The Joint Trade Associations, which includes eight associations in the electrotechnical sector - and four producer owned compliance schemes - said it represented more than 90% of WEEE producers and sought “to achieve the common goal of introducing a fairer WEEE system for all stakeholders in the UK”.
Its comments came as the Government consults on the recast of WEEE regulations.
Samsung Electronics UK head of sustainability Kevin Considine said: “The Government’s consultation presents the UK with a fantastic opportunity to move to an equitable system allowing maximum freedom and choice for all stakeholders; encourage those collecting WEEE with a net value to collect more and retain more income from properly treated WEEE; and, for the first time, create a system with competition and choice at all levels.”

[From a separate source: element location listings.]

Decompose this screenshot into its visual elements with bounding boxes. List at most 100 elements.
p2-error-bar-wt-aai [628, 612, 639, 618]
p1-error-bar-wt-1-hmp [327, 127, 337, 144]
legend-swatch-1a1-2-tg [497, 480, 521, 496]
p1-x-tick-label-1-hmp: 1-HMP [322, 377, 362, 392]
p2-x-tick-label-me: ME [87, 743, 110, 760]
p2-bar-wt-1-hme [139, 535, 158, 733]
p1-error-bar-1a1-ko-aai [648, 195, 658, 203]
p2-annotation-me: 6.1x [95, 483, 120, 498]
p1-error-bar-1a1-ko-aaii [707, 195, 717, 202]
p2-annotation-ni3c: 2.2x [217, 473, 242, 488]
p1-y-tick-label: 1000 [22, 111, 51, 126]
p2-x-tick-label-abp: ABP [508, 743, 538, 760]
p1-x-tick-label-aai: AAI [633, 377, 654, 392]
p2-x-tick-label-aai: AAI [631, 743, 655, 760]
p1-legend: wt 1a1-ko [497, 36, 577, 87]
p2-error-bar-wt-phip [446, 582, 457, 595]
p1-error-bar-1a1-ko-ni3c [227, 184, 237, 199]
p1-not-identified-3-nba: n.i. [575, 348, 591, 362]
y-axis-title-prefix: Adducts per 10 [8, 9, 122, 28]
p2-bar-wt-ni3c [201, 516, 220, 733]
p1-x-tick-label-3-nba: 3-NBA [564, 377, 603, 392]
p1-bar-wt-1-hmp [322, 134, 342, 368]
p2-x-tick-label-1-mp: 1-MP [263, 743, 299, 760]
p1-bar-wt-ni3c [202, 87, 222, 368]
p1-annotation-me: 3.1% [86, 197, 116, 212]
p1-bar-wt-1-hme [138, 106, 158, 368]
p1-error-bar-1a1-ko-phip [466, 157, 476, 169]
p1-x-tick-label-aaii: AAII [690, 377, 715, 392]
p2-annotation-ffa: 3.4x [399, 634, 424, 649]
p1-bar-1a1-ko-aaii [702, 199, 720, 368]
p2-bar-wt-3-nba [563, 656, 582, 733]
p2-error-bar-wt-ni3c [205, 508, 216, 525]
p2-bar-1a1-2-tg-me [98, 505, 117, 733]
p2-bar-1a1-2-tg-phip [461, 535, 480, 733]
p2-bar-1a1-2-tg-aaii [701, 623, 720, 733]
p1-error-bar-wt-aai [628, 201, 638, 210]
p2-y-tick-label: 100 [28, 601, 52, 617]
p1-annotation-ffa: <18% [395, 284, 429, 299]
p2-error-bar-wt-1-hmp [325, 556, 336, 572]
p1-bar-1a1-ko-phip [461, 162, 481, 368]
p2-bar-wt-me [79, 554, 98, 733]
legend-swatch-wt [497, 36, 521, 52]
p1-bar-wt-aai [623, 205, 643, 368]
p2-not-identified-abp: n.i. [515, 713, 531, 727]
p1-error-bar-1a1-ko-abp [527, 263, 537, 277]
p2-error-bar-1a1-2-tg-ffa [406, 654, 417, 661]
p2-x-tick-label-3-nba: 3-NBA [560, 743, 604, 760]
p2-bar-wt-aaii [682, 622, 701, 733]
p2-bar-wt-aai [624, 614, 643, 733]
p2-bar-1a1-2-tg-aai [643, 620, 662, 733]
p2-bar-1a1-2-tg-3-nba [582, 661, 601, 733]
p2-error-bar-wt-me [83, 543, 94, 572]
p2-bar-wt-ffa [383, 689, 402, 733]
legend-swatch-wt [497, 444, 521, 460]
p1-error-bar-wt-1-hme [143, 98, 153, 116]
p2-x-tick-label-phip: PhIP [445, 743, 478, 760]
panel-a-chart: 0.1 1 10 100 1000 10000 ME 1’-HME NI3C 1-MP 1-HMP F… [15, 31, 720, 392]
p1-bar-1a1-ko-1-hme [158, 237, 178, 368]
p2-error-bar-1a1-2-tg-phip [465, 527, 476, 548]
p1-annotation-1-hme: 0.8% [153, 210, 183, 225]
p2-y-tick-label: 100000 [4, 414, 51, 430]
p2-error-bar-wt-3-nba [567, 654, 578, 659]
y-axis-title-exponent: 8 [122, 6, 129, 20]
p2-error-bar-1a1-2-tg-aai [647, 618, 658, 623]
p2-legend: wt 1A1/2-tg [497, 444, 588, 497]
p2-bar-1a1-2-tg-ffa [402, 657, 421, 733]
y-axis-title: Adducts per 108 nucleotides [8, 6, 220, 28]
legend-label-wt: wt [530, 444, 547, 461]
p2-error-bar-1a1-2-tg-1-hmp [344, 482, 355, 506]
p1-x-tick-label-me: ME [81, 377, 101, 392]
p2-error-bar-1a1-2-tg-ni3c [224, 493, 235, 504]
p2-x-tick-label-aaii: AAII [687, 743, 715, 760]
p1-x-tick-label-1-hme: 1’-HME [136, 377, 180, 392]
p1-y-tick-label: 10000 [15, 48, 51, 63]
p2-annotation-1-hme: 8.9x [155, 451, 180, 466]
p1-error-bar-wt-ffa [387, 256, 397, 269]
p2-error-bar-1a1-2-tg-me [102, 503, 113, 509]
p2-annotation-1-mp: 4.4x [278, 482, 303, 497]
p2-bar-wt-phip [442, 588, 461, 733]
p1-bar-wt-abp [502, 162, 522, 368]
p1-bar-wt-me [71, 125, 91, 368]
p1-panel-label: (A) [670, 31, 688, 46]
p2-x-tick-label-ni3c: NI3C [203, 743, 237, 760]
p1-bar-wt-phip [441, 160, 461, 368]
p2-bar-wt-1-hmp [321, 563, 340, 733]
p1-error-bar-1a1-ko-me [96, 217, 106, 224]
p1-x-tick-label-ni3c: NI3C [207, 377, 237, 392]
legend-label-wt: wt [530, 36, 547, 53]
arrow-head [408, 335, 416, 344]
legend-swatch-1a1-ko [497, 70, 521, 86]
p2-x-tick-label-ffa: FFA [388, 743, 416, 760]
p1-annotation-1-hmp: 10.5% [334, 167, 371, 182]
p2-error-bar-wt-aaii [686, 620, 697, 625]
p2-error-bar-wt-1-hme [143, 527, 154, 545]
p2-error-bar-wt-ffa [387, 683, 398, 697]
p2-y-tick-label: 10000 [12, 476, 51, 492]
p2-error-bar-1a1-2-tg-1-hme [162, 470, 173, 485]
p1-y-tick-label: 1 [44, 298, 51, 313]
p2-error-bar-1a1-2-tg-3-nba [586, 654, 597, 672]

He said of the options for takeback or matching systems would “provide stakeholders with a fair and properly funded system, allowing legitimate commercial operation, true costs to be borne, and WEEE to be properly treated and audited”.
Mark Dempsey, European waste policy adviser to Hewlett-Packard said the consultation and its accompanying impact assessment “underline the excessive costs and lack of audit for WEEE that result from the evidence trading system”.
Toshiba’s environmental affairs manager Tom Nickson said the current system offered “no incentive for a PCS to offer a lower price to attract new members even where it has surplus WEEE, since it can always sell surplus evidence to deficit PCSs who must buy at the given price to meet obligations or face criminal sanctions”.
The compliance scheme members of the Joint Trade Associations are B2B Compliance, ERP UK, Recolight, and REPIC.